Nowadays that same fritz program in endgame thanks to improved evaluation
but especially better hashtables, is searching 25 ply in endgame.
It's that 10-12 ply search which in combination with a good evaluation
function which kicks so much butt. Of course that excludes forced tactics,
selective search and so on.
However seeing ahead a move or 6 is *real* important.
Mankind has a worst case there which is very difficult to explain until you
search those depths.
Another important point, and this is REAL important is that todays software
generation kicks so much butt because they play very AGRESSIVE.
The 100% same program searching deeper with a passive tuning, is losing
from any titled chessplayer.
If you would todays chessprogram tune them not agressive, they will just
lose from even mediocre chessplayers.
Agressive play can hide positional and strategical weaknesses quite well.
There is just 1 player on the planet who is unique in his kind, a so called
Mozart.
Look majority of world champs in chess, just like the strongest 9 dan
players in go, they are passive players.
Kramnik, Anand, Karpov, Fischer all very passive playing players.
Technical great. All non-Russian world champs without any exceptions very
passive players. Of course they know how to setup an attack and if they can
they obviously will do it.
We have in modern chess just one player who is playing real agressive like
a Mozart. It's Kasparov. Kasparov is so agressive, in his highdays end of
80s, he played even at move 5 a new move against karpov in important world
champs.
The agressiveness of that move is very selfexplaining and even today this
move is very popular. Amazingly it hasn't been called Kasparov attack.

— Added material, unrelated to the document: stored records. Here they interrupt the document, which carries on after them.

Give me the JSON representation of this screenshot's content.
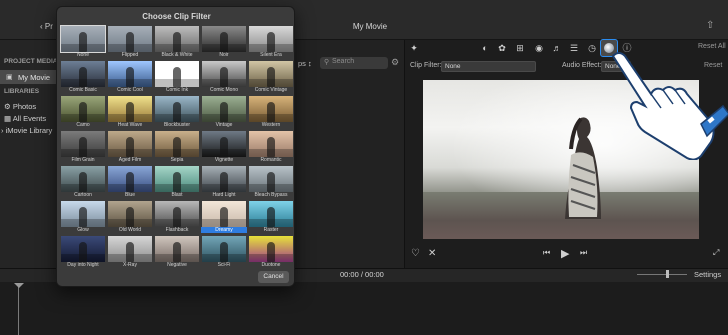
{
  "window": {
    "title": "My Movie",
    "back_label": "Pr",
    "share_icon": "share-icon"
  },
  "sidebar": {
    "project_media_header": "PROJECT MEDIA",
    "project_item": "My Movie",
    "libraries_header": "LIBRARIES",
    "items": [
      "Photos",
      "All Events",
      "iMovie Library"
    ]
  },
  "browser": {
    "apps_label": "ps",
    "search_placeholder": "Search"
  },
  "viewer": {
    "reset_all": "Reset All",
    "clip_filter_label": "Clip Filter:",
    "clip_filter_value": "None",
    "audio_effect_label": "Audio Effect:",
    "audio_effect_value": "None",
    "reset": "Reset",
    "toolbar_icons": [
      "wand-icon",
      "color-balance-icon",
      "color-palette-icon",
      "crop-icon",
      "camera-icon",
      "volume-icon",
      "equalizer-icon",
      "speed-icon",
      "clip-filter-icon",
      "info-icon"
    ]
  },
  "timeline": {
    "timecode": "00:00 / 00:00",
    "settings": "Settings"
  },
  "dialog": {
    "title": "Choose Clip Filter",
    "cancel": "Cancel",
    "selected": "None",
    "highlighted": "Dreamy",
    "filters": [
      "None",
      "Flipped",
      "Black & White",
      "Noir",
      "Silent Era",
      "Comic Basic",
      "Comic Cool",
      "Comic Ink",
      "Comic Mono",
      "Comic Vintage",
      "Camo",
      "Heat Wave",
      "Blockbuster",
      "Vintage",
      "Western",
      "Film Grain",
      "Aged Film",
      "Sepia",
      "Vignette",
      "Romantic",
      "Cartoon",
      "Blue",
      "Blast",
      "Hard Light",
      "Bleach Bypass",
      "Glow",
      "Old World",
      "Flashback",
      "Dreamy",
      "Raster",
      "Day into Night",
      "X-Ray",
      "Negative",
      "Sci-Fi",
      "Duotone"
    ]
  }
}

Positional play and strategics are less important if someone is just
pushing like crazy and forcing you to defend your own groups rather than
attack his.
In combination with bugfixing all algorithms, especially hashtables bigger
R for nullmove and of course hard work on evaluation functions, the more
agressive tuning of chess engines is the real boost in chess level from
1999 to 2004.
Of course the general program searches deeper when moving from 1999 to
2004. Yet for the world top that's not so clear.
Junior team in 1999 searched a superselective 17 ply to 19 ply. This world
champ they hardly got 17 ply when playing me. I saw also 16 ply pass by.
Their search past 5 years has not changed AFAIK.
5 years of hardware improvements and no increase in search depth.
Yet the programs are hyper agressive now!